As you may or may not know, 2007 has been a pretty rough year for our family. Just two weeks into the year, Alan was diagnosed with a rare liver disease and underwent a corrective surgery. He was 10 weeks old. We stayed in the hospital 15 days.
Around the same time, Greg began to go through a lot of trials at work. A lot of things weren’t right. “Unfair” seems a rather childish and mild way to put it, but without going into details, “unfair” will have to do.
We often found ourselves wondering “why now?” Wouldn’t just one of these problems be enough?
2007 also brought hardships to our siblings and parents and their families. And because we love them, we hurt along with them, just like they hurt with us. Soon, we found out Alan would need to be listed for transplant. We felt the pain of another blow, and again we wondered “why?” Why do these things keep coming? What will be next?
I say all this, not to play “poor us” or complain, but to share the following thoughts with you. It is a familiar story, but suddenly this week, I saw it in a new way.

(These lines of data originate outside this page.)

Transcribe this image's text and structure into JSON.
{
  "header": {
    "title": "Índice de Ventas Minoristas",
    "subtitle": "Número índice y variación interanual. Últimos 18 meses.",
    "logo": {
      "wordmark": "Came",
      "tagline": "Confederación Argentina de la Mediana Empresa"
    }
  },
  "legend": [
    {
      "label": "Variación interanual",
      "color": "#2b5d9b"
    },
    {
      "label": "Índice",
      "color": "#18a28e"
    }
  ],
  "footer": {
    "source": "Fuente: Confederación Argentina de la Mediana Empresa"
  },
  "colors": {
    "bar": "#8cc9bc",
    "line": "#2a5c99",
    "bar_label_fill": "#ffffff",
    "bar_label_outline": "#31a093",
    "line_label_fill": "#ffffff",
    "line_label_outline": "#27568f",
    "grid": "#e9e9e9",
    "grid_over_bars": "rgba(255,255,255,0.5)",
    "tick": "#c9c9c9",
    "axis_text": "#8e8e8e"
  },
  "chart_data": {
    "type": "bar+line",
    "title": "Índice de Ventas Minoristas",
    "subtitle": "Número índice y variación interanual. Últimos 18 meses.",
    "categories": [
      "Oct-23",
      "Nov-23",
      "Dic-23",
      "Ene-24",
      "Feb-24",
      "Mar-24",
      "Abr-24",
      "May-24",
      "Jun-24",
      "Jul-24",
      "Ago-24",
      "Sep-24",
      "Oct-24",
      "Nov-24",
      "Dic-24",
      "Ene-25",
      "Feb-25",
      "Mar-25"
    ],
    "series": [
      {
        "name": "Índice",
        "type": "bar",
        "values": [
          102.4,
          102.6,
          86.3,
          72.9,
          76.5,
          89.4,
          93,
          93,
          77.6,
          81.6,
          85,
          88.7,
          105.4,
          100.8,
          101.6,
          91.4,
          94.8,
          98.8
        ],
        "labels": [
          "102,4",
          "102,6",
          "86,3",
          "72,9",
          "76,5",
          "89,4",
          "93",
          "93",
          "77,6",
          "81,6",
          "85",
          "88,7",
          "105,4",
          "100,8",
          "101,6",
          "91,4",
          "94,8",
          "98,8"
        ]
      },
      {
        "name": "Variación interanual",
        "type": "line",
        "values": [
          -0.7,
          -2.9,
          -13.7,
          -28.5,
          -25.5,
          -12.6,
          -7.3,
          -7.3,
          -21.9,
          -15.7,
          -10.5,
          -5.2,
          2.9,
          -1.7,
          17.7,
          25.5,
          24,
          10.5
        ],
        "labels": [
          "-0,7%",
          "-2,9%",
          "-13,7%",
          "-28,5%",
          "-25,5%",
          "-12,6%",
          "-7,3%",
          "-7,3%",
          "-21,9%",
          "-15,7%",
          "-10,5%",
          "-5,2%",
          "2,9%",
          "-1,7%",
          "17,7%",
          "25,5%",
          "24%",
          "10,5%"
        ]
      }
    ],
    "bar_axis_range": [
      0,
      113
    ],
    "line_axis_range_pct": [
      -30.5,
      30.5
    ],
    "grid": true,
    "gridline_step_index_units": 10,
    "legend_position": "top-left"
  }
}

Over 2000 years ago, an innocent, unmarried young woman suddenly found her world shaken to its very core. Weeks before she was to be married, she found out she was pregnant. Even though she was completely pure. Oh the shock she must have felt. The fear. Thousands of questions and scenarios doubtlessly played through her mind. But Mary accepted these things. She trusted God. She told Him she was His servant, and then she submitted herself to His will.
But that didn’t mean there wasn’t heartache. And questions. And tears. And strains on relationships.
First there was the relationship between Mary and Joseph. Even if Mary never knew Joseph considered divorcing her, she had to wonder. And fear. And surely it grieved Joseph to think of divorcing Mary. That couldn’t have been an easy decision. His heart must have hurt deep inside him to think of losing Mary, and wondering what she had done. Had she betrayed him?
Then there were relationships with parents, siblings, family, friends & neighbors. Surely there was gossip. And surely Mary & Joseph and their families were aware of it. If you have been pregnant, you know how long 9 months can be. This was the daily life of this couple and their family. There wasn’t a day that went by that some question or decision or wondering came to mind. Of course, at the same time, there was much joy. A baby! Not only a baby, but the Son of God! A visit from an angel! I am certain Mary and Joseph found themselves on a roller-coaster of emotions (although something tells me that’s not how they described it ;) ).
And then, each time they found themselves accepting and dealing and moving forward with obedience, they were dealt another blow.
You must go to Bethlehem. Late in the pregnancy. Long, difficult travel. No mother, aunts, sisters to be there with you for your first birth.
You must stay in a stable. No bed, no comforts.
You must travel to Egypt. Traveling with a young child. Not going back to family, for them to kiss and cuddle your first-born child, of whom you are so proud.
We are used to seeing this story condensed down to a few passages. But this was their life. We hear it and read it, and we know how it all worked out. They didn’t know. They had each day. One day at a time. Without a doubt they struggled: with decisions, with fears, with trusting God through it all. And when history looks back on the story of Jesus’ birth, we don’t see those daily struggles. The conversations. The heartaches. Those are all washed away with time, and what is left to shine through is God’s perfect plan. God knew Mary and Joseph’s hearts. He knew the questions in their minds. And surely he loved them as much as he did his own Son that he had entrusted to them for such a little while. The Son whose life would one day be given for them, and for us. He hurt when they hurt. He provided peace when they had questions, and joy when they had fears.
In 2000 years, God has not changed. When we are mired down and seemingly surrounded by troubles, He provides peace when we have questions, and joy when we have fears. He has provided a Savior who came as a baby in a manger in Bethlehem to offer us eternal life. And to give us an eternal perspective. This life and all its struggles is temporary. Threaded through it all is His perfect plan, and someday, when we are spending eternity with Him in heaven, we will look back, and that is all we will see. That, and the most remarkable, unending love ever known.
5 comments:
Great thoughts.
I appreciate the fact that you are the one that continues to keep everyone strong. When we trust in HIM and his story it does seem to make the trials a little easier to cope with.
What a wonderful perspective. I love you and am so thankful and glad I have you as my sister. :)
Merry Christmas
Kristin
Praise God for your faith. I often imagine Mary, so very young, trying to make sense of it all and trying to survive day to day. She did--was victorious--as you wil be.
Merry Chrismas to the Devine family.
Marianne
Beautifully put! Merry Christmas:)
Thanks for this post. My daughter has had open heart surgery and a brain tumor (to make a long story short) and I myself have asked why many, many times. I really needed to read this. Prayers going up for your family.